View Full Version : New to Anxiety Forum...
serenity113001
01-08-2008, 12:38 PM
I have always dealt with anxiety but never to the extent that I do now. Last week I tried to quit smoking, and I think that was the trigger that set me off. I had a severe panic attack, where I restless, irritable, my chest hurt, nervous, and worried. After that it has been occurring everyday and I just want it to stop already. I went to urgent care last Thursday because I didn't have an actual appointment until tomorrow. The doctor gave me xanax and lexapro and although the xanax helps, the lexapro only made me worse and the doctor told me to get off of the medication. I still take xanax but I don't want to rely on this since it only covers up my anxiety rather then really helps me. I just want to be happy again and can't believe that this all has happened over the matter of a week. I mean I have been dealing with a lot of stress, just got a new job (that I had to take a test for and it's been 2 weeks now and no one has contacted me with the results), my boyfriend is making as much money since his job is seasonal, and the bills are mounting up. I think that trying to quit smoking was just the straw that broke the camel's back.
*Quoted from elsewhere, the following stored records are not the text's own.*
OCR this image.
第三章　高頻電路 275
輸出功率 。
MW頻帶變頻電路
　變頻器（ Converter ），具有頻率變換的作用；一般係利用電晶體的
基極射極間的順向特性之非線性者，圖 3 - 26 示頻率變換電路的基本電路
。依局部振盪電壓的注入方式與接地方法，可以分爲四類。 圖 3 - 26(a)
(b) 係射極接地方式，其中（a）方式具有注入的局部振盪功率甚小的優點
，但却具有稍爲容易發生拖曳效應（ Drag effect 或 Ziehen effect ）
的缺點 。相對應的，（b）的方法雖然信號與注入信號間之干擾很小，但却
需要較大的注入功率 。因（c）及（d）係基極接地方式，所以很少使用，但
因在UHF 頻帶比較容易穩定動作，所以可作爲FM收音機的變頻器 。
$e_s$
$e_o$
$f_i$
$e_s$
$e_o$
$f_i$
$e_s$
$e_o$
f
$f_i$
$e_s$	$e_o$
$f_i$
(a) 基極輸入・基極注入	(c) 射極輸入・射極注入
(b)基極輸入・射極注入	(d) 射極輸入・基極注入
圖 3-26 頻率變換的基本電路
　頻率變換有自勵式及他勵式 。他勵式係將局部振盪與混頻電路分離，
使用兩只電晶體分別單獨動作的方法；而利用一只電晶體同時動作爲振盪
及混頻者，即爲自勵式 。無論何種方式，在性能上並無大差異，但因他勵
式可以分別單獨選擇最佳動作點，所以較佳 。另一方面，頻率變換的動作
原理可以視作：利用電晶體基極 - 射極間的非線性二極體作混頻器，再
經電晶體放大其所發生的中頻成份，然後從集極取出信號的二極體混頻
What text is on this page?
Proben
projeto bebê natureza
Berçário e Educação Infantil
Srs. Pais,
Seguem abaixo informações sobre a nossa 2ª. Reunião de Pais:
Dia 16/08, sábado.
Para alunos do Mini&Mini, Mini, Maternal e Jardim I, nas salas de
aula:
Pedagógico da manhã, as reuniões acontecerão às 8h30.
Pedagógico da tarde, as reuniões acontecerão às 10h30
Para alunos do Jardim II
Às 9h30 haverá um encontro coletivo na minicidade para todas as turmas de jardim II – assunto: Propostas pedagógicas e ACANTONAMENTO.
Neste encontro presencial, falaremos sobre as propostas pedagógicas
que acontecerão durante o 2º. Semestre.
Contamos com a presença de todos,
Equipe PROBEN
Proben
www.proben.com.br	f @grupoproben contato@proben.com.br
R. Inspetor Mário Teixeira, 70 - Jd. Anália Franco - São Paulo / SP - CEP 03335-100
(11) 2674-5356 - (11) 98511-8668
The xanax makes me feel like I am in a daze although I do have problems sleeping and have relied on sleeping pills and valerian root (i know not a good idea) to sleep but I just want to feel like myself again. I feel so isolated and am becoming depressed because of this constant feeling as well as becoming hopeless that it will never stop. I feel like I am going crazy and am going to the doctor tomorrow but I am also fearful of taking pills because of all the side effects involved and because of my bad experience with Lexapro. My money situation is tight so I don't know if I could afford therapy as well. I guess my reasoning to join this forum was to gain support from others who may have gone through or are going through what I am now and maybe find a means to get back on my own two feet again. Thanks for listening and I look forward to getting to know all of you : )
setler
01-08-2008, 11:56 PM
Hang in there! I am so sorry to hear that things aren't going the best. I hear where you are coming from; I was slapped onto xanax and celexa, and the celexa trigged me off like it sounds how lexapro did with you. Xanax also made me feel drugged. I was switched from xanax to klonopin, which is like a toned down, more long term xanax, and I really enjoy it, even though benzodiazapenes should never be long term.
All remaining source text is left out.